Some hypnotists view suggestion as a form of communication that is directed primarily to the subject’s conscious mind, whereas others view it as a means of communicating with the “unconscious” or “subconscious” mind. These concepts were introduced into hypnotism at the end of the 19th century by Sigmund Freud and Pierre Janet. Sigmund Freud’s psychoanalytic theory describes conscious thoughts as being at the surface of the mind and unconscious processes as being deeper in the mind.

Braid, Bernheim, and other Victorian pioneers of hypnotism did not refer to the unconscious mind but saw hypnotic suggestions as being addressed to the subject’s conscious mind. Indeed, Braid actually defines hypnotism as focused (conscious) attention upon a dominant idea (or suggestion). Different views regarding the nature of the mind have led to different conceptions of suggestion.
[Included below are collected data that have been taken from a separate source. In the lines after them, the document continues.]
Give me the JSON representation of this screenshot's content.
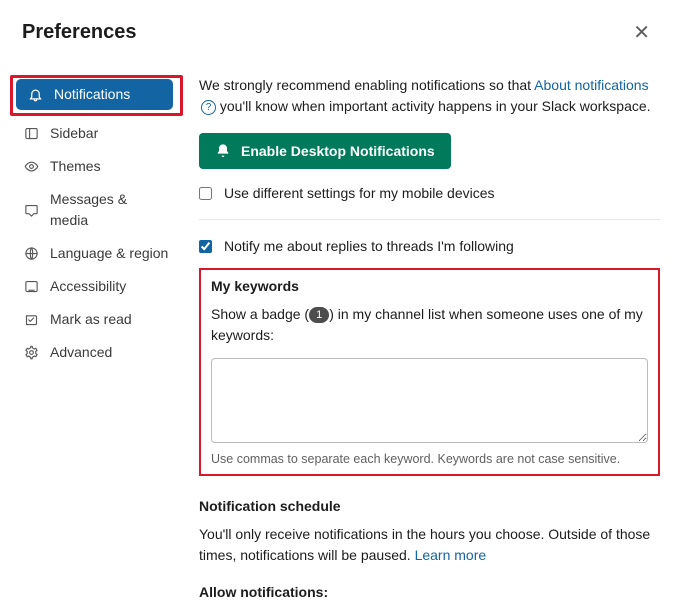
{
  "header": {
    "title": "Preferences"
  },
  "sidebar": {
    "items": [
      {
        "label": "Notifications",
        "active": true
      },
      {
        "label": "Sidebar"
      },
      {
        "label": "Themes"
      },
      {
        "label": "Messages & media"
      },
      {
        "label": "Language & region"
      },
      {
        "label": "Accessibility"
      },
      {
        "label": "Mark as read"
      },
      {
        "label": "Advanced"
      }
    ]
  },
  "notifications": {
    "recommend_pre": "We strongly recommend enabling notifications so that ",
    "about_link": "About notifications",
    "recommend_post": " you'll know when important activity happens in your Slack workspace.",
    "enable_btn": "Enable Desktop Notifications",
    "mobile_checkbox_label": "Use different settings for my mobile devices",
    "thread_checkbox_label": "Notify me about replies to threads I'm following",
    "keywords": {
      "title": "My keywords",
      "desc_pre": "Show a badge (",
      "badge": "1",
      "desc_post": ") in my channel list when someone uses one of my keywords:",
      "value": "",
      "hint": "Use commas to separate each keyword. Keywords are not case sensitive."
    },
    "schedule": {
      "title": "Notification schedule",
      "desc": "You'll only receive notifications in the hours you choose. Outside of those times, notifications will be paused. ",
      "learn_more": "Learn more"
    },
    "cutoff_heading": "Allow notifications:"
  }
}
Hypnotists who believe that responses are mediated primarily by an “unconscious mind”, like Milton Erickson, make use of indirect suggestions such as metaphors or stories whose intended meaning may be concealed from the subject’s conscious mind. The concept of subliminal suggestion depends upon this view of the mind. By contrast, hypnotists who believe that responses to suggestion are primarily mediated by the conscious mind, such as Theodore Barber and Nicholas Spanos, have tended to make more use of direct verbal suggestions and instructions.
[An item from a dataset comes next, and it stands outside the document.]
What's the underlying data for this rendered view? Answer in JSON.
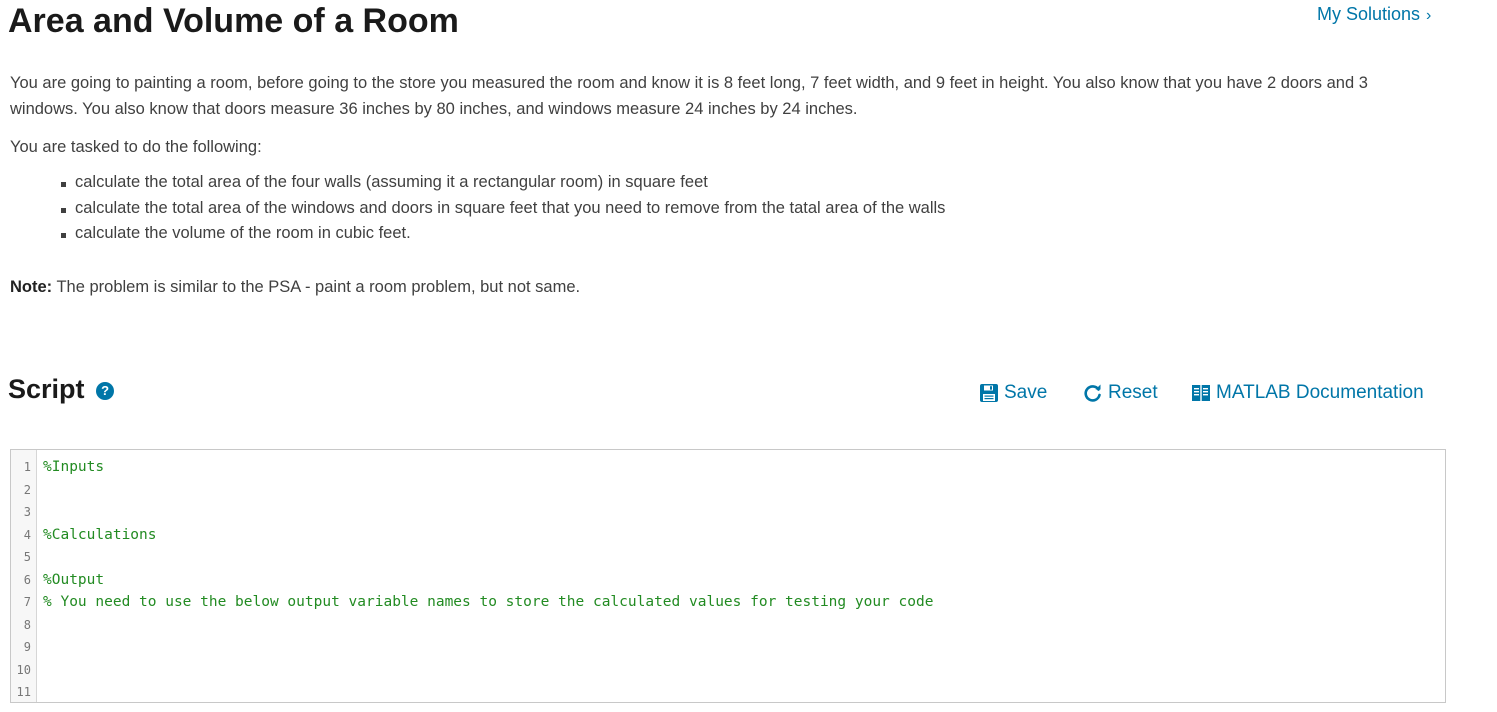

There are numerous applications for hypnosis across multiple fields of interest, including medical/psychotherapeutic uses, military uses, self-improvement, and entertainment. The American Medical Association currently has no official stance on the medical use of hypnosis. Hypnosis has been used as a supplemental approach to cognitive behavioral therapy since as early as 1949. Hypnosis was defined in relation to classical conditioning; where the words of the therapist were the stimuli and the hypnosis would be the conditioned response.
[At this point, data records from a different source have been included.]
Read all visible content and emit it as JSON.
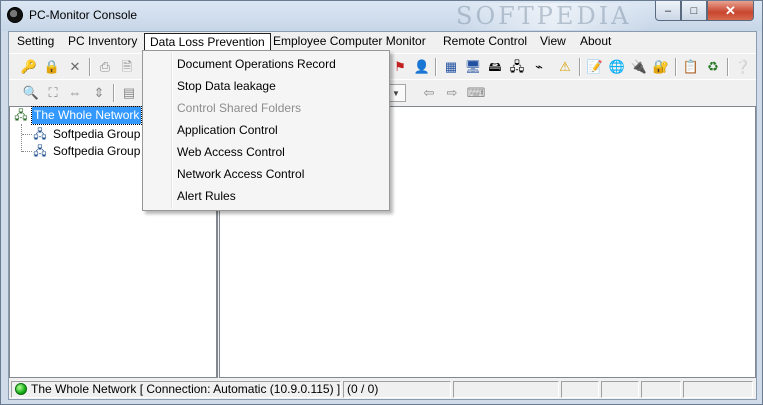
{
  "window": {
    "title": "PC-Monitor Console",
    "watermark": "SOFTPEDIA",
    "controls": {
      "minimize": "–",
      "maximize": "□",
      "close": "✕"
    }
  },
  "menubar": {
    "items": [
      {
        "label": "Setting"
      },
      {
        "label": "PC Inventory"
      },
      {
        "label": "Data Loss Prevention"
      },
      {
        "label": "Employee Computer Monitor"
      },
      {
        "label": "Remote Control"
      },
      {
        "label": "View"
      },
      {
        "label": "About"
      }
    ],
    "active": "Data Loss Prevention"
  },
  "dropdown": {
    "items": [
      {
        "label": "Document Operations Record",
        "enabled": true
      },
      {
        "label": "Stop Data leakage",
        "enabled": true
      },
      {
        "label": "Control Shared Folders",
        "enabled": false
      },
      {
        "label": "Application Control",
        "enabled": true
      },
      {
        "label": "Web Access Control",
        "enabled": true
      },
      {
        "label": "Network Access Control",
        "enabled": true
      },
      {
        "label": "Alert Rules",
        "enabled": true
      }
    ]
  },
  "toolbar1": {
    "icons": [
      "user-key-icon",
      "lock-user-icon",
      "delete-icon",
      "print-icon",
      "print-preview-icon",
      "flag-icon",
      "search-user-icon",
      "list-view-icon",
      "computer-icon",
      "hardware-icon",
      "network-icon",
      "usb-icon",
      "warning-icon",
      "notes-icon",
      "globe-icon",
      "plug-icon",
      "lock-icon",
      "refresh-icon",
      "help-icon"
    ]
  },
  "toolbar2": {
    "icons": [
      "zoom-icon",
      "fit-icon",
      "fit-width-icon",
      "fit-height-icon",
      "grid-icon",
      "back-arrow-icon",
      "forward-arrow-icon",
      "keyboard-icon"
    ]
  },
  "tree": {
    "root": "The Whole Network",
    "children": [
      "Softpedia Group 1",
      "Softpedia Group 2"
    ]
  },
  "content": {
    "watermark": "softpedia"
  },
  "status": {
    "connection": "The Whole Network [ Connection: Automatic (10.9.0.115) ]",
    "count": "(0 / 0)"
  },
  "colors": {
    "selection": "#3399ff",
    "status_dot": "#17b018",
    "frame": "#cfdbe9"
  }
}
Some traditional cognitive behavioral therapy methods were based in classical conditioning. It would include inducing a relaxed state and introducing a feared stimulus. One way of inducing the relaxed state was through hypnosis. Hypnotism has also been used in forensics, sports, education, physical therapy, and rehabilitation. Hypnotism has also been employed by artists for creative purposes, most notably the surrealist circle of André Breton who employed hypnosis, automatic writing, and sketches for creative purposes.

Hypnotic methods have been used to re-experience drug states and mystical experiences. Self-hypnosis is popularly used to quit smoking, alleviate stress and anxiety, promote weight loss, and induce sleep hypnosis. Stage hypnosis can persuade people to perform unusual public feats. Some people have drawn analogies between certain aspects of hypnotism and areas such as crowd psychology, religious hysteria, and ritual trances in preliterate tribal cultures.